É isso mesmo que você leu. Há quem pense que você, leitor, valha menos (e bem menos) que um cachorro.
Já adianto aos apressados portadores de retóricas fofas e politicamente corretas que a opinião que ora emito não atravessa a importância que se deve dar ao animal - um bem jurídico importante e, por isso mesmo, tutelado individual e coletivamente pelo direito.
A vida animal é corretamente tutelada, e deve ser preservada. Mas será que o mesmo ocorre com a vida humana?
Pois bem.
Na semana que passou, uma manifestação estarreceu muita gente que insiste em manter a sanidade nesse país de delírios diários. Em um documento oficial submetido ao Parlamento brasileiro, uma Procuradora Federal destacada (pasmem) para atuar na área de direitos dos cidadãos, defendeu uma tese que pode ser resumida na seguinte conclusão: "E, se o uso da força legítima é monopólio do Estado, certamente, por razões lógicas, a "autodefesa" não pode ser um direito."
É isso mesmo que você leu. Um ser humano que, diferentemente de um animal, é sujeito de direitos e obrigações, não teria direito à autodefesa legítima diante de uma agressão atual ou iminente, segundo a tese.
Claro que essa assertiva desconsidera totalmente a inteligência do art. 25 do Código Penal. Mas a antijuridicidade da tese "lacradora" não se resume ao enfrentamento legal, e sim a negativa da própria natureza humana que, nos anos 40, jamais seria questionada por pessoas ditas sãs.
A autodefesa não só encerra um direito fundamental como é, de fato, um direito natural. Quero dizer com isso que o direito à autodefesa e autopreservação é inerente à própria natureza animal, da qual o ser humano não pode ser dissociado.
Somos sim animais e políticos, segundo a própria filosofia aristotélica. E negar as nuances naturais que formam um animal seria o mesmo que negar a essência da natureza humana.

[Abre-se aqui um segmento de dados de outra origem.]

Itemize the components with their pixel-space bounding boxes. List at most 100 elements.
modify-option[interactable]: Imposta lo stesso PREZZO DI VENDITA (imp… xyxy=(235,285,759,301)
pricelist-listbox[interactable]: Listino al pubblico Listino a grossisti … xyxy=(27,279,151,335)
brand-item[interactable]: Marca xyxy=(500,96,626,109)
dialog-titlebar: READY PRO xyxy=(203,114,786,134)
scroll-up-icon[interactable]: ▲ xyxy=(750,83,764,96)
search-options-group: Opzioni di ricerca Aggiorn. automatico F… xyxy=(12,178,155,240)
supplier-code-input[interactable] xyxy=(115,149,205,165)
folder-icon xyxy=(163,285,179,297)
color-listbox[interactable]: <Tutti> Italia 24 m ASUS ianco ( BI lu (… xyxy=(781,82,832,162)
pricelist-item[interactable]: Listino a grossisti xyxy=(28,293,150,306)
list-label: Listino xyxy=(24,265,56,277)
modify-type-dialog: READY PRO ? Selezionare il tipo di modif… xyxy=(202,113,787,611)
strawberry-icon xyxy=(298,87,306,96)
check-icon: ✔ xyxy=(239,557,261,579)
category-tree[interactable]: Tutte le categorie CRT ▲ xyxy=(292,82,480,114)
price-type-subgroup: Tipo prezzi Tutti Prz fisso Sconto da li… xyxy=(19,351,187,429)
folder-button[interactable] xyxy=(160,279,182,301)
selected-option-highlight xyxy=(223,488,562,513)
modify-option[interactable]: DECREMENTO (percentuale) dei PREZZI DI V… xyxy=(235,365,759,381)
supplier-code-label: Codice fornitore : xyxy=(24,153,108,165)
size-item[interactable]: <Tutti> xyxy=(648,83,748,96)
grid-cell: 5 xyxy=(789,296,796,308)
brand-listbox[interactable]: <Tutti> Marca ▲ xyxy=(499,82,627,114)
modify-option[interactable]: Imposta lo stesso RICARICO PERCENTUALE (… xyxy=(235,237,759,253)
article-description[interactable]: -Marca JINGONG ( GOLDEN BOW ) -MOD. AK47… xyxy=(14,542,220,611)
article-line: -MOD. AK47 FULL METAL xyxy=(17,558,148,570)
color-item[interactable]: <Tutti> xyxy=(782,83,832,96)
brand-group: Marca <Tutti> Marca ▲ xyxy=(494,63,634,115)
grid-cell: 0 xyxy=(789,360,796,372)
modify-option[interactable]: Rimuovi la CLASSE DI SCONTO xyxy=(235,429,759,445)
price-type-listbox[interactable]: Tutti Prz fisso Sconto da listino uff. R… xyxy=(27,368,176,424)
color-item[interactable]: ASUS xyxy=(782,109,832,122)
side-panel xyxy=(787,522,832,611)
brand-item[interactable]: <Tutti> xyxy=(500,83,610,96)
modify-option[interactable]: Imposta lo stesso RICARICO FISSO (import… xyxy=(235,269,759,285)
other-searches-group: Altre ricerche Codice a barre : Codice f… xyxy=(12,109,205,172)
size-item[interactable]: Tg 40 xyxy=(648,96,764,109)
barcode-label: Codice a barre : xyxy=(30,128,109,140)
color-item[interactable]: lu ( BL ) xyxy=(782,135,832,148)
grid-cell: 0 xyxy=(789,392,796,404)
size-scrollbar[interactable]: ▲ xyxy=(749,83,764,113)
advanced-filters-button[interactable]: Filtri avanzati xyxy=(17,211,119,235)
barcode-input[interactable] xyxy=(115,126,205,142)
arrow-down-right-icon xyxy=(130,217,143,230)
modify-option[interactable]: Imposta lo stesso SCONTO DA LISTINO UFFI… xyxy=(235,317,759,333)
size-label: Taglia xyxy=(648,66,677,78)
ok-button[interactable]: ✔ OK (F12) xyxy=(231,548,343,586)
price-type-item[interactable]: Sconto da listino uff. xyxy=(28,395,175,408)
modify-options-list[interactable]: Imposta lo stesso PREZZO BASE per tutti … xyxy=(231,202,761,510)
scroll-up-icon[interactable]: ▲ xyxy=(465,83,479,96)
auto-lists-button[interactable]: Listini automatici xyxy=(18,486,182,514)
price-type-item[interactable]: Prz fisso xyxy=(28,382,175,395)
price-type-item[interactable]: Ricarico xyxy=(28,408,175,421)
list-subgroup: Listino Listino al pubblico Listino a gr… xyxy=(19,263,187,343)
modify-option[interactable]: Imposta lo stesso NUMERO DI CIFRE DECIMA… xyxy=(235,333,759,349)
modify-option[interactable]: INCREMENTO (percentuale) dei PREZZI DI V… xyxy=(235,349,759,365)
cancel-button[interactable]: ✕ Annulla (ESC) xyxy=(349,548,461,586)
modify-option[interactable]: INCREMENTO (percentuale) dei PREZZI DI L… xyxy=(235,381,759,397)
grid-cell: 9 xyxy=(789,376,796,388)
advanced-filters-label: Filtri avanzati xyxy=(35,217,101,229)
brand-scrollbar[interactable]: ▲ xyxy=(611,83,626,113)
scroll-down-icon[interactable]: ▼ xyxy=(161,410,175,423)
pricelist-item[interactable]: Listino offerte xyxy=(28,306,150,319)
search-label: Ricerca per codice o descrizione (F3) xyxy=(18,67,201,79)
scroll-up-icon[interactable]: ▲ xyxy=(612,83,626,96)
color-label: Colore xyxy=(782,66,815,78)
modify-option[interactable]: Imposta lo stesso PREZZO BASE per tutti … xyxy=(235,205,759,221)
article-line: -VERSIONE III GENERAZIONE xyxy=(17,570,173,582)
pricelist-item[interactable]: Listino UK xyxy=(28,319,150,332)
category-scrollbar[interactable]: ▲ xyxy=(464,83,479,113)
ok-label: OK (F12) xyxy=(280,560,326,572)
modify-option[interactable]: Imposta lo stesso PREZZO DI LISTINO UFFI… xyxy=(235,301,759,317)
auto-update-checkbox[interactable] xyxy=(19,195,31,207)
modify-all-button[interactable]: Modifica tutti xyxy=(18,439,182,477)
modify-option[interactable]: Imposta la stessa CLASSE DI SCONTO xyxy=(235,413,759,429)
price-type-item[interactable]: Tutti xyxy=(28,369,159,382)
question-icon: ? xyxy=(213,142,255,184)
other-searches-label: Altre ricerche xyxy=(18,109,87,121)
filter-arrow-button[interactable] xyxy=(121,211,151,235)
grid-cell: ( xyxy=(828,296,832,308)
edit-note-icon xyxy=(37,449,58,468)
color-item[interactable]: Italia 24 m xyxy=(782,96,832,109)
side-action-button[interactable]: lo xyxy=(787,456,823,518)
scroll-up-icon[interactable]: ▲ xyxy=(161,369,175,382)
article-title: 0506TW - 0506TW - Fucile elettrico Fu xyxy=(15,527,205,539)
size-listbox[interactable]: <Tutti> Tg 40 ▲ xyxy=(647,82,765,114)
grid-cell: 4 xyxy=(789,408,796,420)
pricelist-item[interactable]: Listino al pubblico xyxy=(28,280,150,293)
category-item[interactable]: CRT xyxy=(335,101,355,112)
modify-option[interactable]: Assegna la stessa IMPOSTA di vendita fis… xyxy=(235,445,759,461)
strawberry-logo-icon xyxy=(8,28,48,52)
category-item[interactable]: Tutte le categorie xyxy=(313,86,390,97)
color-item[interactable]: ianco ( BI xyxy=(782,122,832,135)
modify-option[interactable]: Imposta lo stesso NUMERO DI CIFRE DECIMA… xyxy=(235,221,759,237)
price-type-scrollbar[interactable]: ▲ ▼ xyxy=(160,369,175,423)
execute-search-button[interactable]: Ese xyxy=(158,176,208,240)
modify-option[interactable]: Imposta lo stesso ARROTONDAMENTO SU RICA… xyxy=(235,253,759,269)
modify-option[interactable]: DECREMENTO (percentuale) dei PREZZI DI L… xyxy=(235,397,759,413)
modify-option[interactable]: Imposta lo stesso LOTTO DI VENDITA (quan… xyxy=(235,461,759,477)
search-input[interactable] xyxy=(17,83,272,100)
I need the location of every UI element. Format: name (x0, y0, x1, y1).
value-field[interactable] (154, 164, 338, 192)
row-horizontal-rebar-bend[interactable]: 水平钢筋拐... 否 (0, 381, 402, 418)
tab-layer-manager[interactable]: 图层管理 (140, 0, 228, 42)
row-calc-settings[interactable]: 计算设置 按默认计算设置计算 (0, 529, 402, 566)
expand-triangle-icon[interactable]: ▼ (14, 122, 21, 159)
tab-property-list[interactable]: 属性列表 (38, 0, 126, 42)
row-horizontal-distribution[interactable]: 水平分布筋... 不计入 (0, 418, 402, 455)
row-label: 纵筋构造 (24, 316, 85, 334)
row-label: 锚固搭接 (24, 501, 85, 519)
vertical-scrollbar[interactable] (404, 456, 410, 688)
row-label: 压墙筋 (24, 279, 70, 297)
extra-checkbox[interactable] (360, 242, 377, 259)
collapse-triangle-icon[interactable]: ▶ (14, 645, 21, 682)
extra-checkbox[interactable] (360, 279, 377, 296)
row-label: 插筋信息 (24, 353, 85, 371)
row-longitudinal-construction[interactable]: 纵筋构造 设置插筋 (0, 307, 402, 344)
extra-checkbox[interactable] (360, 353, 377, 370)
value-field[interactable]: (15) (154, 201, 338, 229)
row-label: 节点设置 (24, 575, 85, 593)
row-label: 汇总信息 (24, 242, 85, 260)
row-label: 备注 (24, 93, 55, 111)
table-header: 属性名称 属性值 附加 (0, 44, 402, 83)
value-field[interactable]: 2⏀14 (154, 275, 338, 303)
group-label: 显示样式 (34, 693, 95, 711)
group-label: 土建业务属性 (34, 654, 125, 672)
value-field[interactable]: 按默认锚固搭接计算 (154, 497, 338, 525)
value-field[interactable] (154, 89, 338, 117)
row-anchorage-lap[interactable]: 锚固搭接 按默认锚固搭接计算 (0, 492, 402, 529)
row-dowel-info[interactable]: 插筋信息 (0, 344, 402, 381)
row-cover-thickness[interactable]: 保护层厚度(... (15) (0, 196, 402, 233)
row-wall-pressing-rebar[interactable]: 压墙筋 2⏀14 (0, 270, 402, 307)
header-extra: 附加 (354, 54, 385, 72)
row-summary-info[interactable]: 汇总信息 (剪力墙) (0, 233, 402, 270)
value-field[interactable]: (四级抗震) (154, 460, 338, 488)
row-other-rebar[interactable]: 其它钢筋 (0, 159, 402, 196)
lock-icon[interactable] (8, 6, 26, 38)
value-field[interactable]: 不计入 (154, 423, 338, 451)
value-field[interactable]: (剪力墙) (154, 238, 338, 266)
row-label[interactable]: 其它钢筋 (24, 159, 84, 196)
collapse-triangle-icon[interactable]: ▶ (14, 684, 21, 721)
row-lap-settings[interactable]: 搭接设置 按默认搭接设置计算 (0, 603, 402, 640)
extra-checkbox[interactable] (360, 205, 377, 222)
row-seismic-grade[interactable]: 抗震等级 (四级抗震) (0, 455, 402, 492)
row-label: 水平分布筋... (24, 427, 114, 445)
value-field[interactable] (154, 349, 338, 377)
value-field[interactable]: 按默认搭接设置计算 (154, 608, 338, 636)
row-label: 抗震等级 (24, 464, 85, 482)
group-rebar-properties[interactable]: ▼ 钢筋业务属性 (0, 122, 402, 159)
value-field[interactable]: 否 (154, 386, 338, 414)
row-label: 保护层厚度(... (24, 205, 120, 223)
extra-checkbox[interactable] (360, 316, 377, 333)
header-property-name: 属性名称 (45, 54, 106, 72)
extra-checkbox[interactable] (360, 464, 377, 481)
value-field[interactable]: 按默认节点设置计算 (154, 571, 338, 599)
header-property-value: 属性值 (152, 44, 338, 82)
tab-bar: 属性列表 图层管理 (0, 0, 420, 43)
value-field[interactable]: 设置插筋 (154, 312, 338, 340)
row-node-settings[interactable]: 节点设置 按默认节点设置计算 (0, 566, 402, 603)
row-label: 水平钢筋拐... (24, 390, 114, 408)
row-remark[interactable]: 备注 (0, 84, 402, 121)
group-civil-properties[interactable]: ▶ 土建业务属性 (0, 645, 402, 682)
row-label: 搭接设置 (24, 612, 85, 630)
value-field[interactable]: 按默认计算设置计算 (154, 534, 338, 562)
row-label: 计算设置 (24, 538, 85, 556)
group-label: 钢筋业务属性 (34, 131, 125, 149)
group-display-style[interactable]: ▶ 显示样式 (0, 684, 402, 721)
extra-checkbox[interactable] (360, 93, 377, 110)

Portanto, valores como liberdade, igualdade, busca da felicidade, e muitos outros caros para a política jamais deveriam ser dissociados da essência natural identificada em um ser humano, individual e coletivamente considerado.
Trocando em miúdos, e para ser mais direto ao caro leitor, posso afirmar que negar o instinto de autopreservação e o direito de autodefesa ao ser humano significa, invariavelmente, retirar de todos nós a própria natureza humana.
Para exemplificar, compare a tese em análise com a simples experiência de retirar a tigela de ração de um cachorro enquanto se alimenta. O animal reagirá, em medida suficiente, para afastar o perigo atual e iminente que o cerca, protegendo sua comida. Portanto, na hipótese, negar o instinto de autodefesa seria acreditar piamente que o cão, diante dessa ameaça, não defenderia a sua existência.
O que nos difere do animal irracional, neste aspecto? Será que diante de uma agressão atual ou iminente, não poderá um ser humano valer-se daquilo que é intrínseco a sua natureza, defendendo, por exemplo, a própria vida, a vida de um filho, de um pai, ou mesmo de outro ser humano injustamente ameaçado?
Temos, sim, a atividade intelectual como outro fator inerente a nossa natureza. E por isso mesmo não somos, como os animais, bens jurídicos. Somos diversos. Somos todos seres que, pelo exercício da razão, ostentamos a condição de sujeitos de direitos e deveres. Assim, em nosso caso, tanto o agressor quanto o agredido devem responder, automaticamente, por seus atos diante das obrigações e direitos que lhes são acessíveis pelo exercício da razão.
Não seria demais afirmar, então, que retirar do ser humano o direito de autodefesa legítima significa não só negar-lhe os instintos de autopreservação, como retirar-lhe a condição racional que permite, a cada um de nós, avaliar os atos que devem ser executados para autopreservação, e responder pelas naturais consequências.
Assim, um ser humano vítima de qualquer atentado que ponha em risco sua incolumidade seria despido de defender-se. Conceberíamos, pela absurda proposição, que até mesmo a um bezerro amarrado no ato do sacrifício seria garantido o instinto natural de debater-se em clara reação ao mal iminente.
Mas ao ser humano, não.
Que morra sem ao menos reclamar, e que não cometa a "insanidade" de tentar preservar sua própria vida.
Não me valho da condição de magistrado ou escritor para comentar esta tese. De forma alguma. Que esta reflexão seja tida como um verdadeiro ato de legítima defesa de um ser humano, em franca preservação de sua própria natureza humana.
Por certo, a tese que falha ao deixar de apresentar qualquer lógica jurídica e revela-se pródiga ao lançar elemento claramente ideológico sobre o direito, ao que parece, não extingue ainda um direito que penso ter: o direito de pensar.
*Harley Wanzeller é magistrado federal trabalhista, escritor, e membro do Movimento de Combate à Impunidade. (11.10.2019)
**Publicado originalmente no Estadão.